The phenotypes of the affector and effector cell populations involved during the induction of permanent tumor regression by combined therapy using cyclophosphamide (CY) and immune spleen cells were identified. Permanent tumor regression was dependent on the presence of Thyl+ Lyt-2+ lymphocytes in the immune spleen cell population that was injected i.v. 2-4 h after an intraperitoneal injection of CY (240 mg/kg) into C57BL/6J mice bearing 1.0-1.5 g. MCA/76-9 or MCA/76-64 sarcomas. Histological evaluation after the combined treatment indicated an intense influx of putative lymphocytes 6-10 days after the combined treatment, over and above the inflammatory response involving macrophages and neutrophils induced by CY treatment alone. These infiltrating cells were shown to be T lymphocytes, most of them having the Lyt-1 and Lyt-2 antigens on their cell membrane.
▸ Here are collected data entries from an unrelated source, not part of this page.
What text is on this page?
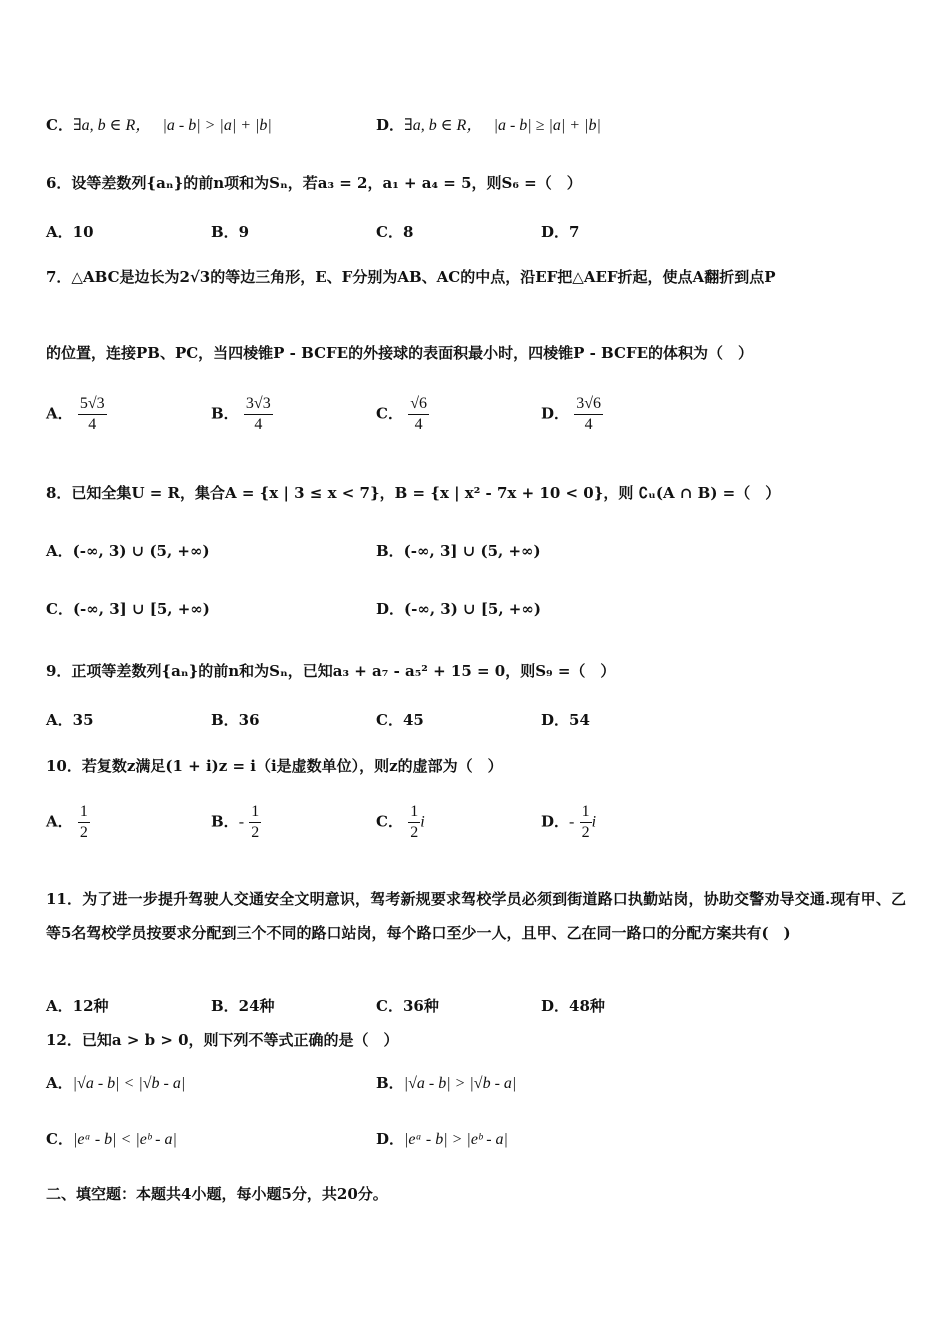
C．∃a, b ∈ R， |a - b| > |a| + |b|	D．∃a, b ∈ R， |a - b| ≥ |a| + |b|
6．设等差数列{aₙ}的前n项和为Sₙ，若a₃ = 2，a₁ + a₄ = 5，则S₆ =（　）
A．10	B．9	C．8	D．7
7．△ABC是边长为2√3的等边三角形，E、F分别为AB、AC的中点，沿EF把△AEF折起，使点A翻折到点P
的位置，连接PB、PC，当四棱锥P - BCFE的外接球的表面积最小时，四棱锥P - BCFE的体积为（　）
A． $\frac{5√3}{4}$	B． $\frac{3√3}{4}$	C． $\frac{√6}{4}$	D． $\frac{3√6}{4}$
8．已知全集U = R，集合A = {x | 3 ≤ x < 7}，B = {x | x² - 7x + 10 < 0}，则 ∁ᵤ(A ∩ B) =（　）
A．(-∞, 3) ∪ (5, +∞)	B．(-∞, 3] ∪ (5, +∞)
C．(-∞, 3] ∪ [5, +∞)	D．(-∞, 3) ∪ [5, +∞)
9．正项等差数列{aₙ}的前n和为Sₙ，已知a₃ + a₇ - a₅² + 15 = 0，则S₉ =（　）
A．35	B．36	C．45	D．54
10．若复数z满足(1 + i)z = i（i是虚数单位），则z的虚部为（　）
A． $\frac{1}{2}$	B．- $\frac{1}{2}$	C． $\frac{1}{2}$ i	D．- $\frac{1}{2}$ i
11．为了进一步提升驾驶人交通安全文明意识，驾考新规要求驾校学员必须到街道路口执勤站岗，协助交警劝导交通.现有甲、乙等5名驾校学员按要求分配到三个不同的路口站岗，每个路口至少一人，且甲、乙在同一路口的分配方案共有(　)
A．12种	B．24种	C．36种	D．48种
12．已知a > b > 0，则下列不等式正确的是（　）
A．|√a - b| < |√b - a|	B．|√a - b| > |√b - a|
C．|eᵃ - b| < |eᵇ - a|	D．|eᵃ - b| > |eᵇ - a|
二、填空题：本题共4小题，每小题5分，共20分。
Isolated MCA/76-9 or 76-64 tumor-associated cells (TAC), lymphocytes (TAL) and macrophages (TAM) inhibited MCA/76-9 or 76-64 tumor growth respectively in a Winn test in an immunologically specific manner, having no effect on the growth of the B6 sarcoma cells, MCA/76-45 and 77-23. The tumor-free mice from the Winn test were not resistant to a subsequent challenge inoculum of either MCA/76-9 or 76-64 cells. Isolated TAC were usually non-specifically cytotoxic in vitro, while TAL and TAM showed some degree of specificity. The overall data indicated that the ultimate rejection of those tumor cells remaining after the direct anti-tumor action of CY had been dissipated was probably mediated by the combined action of TAL and TAM.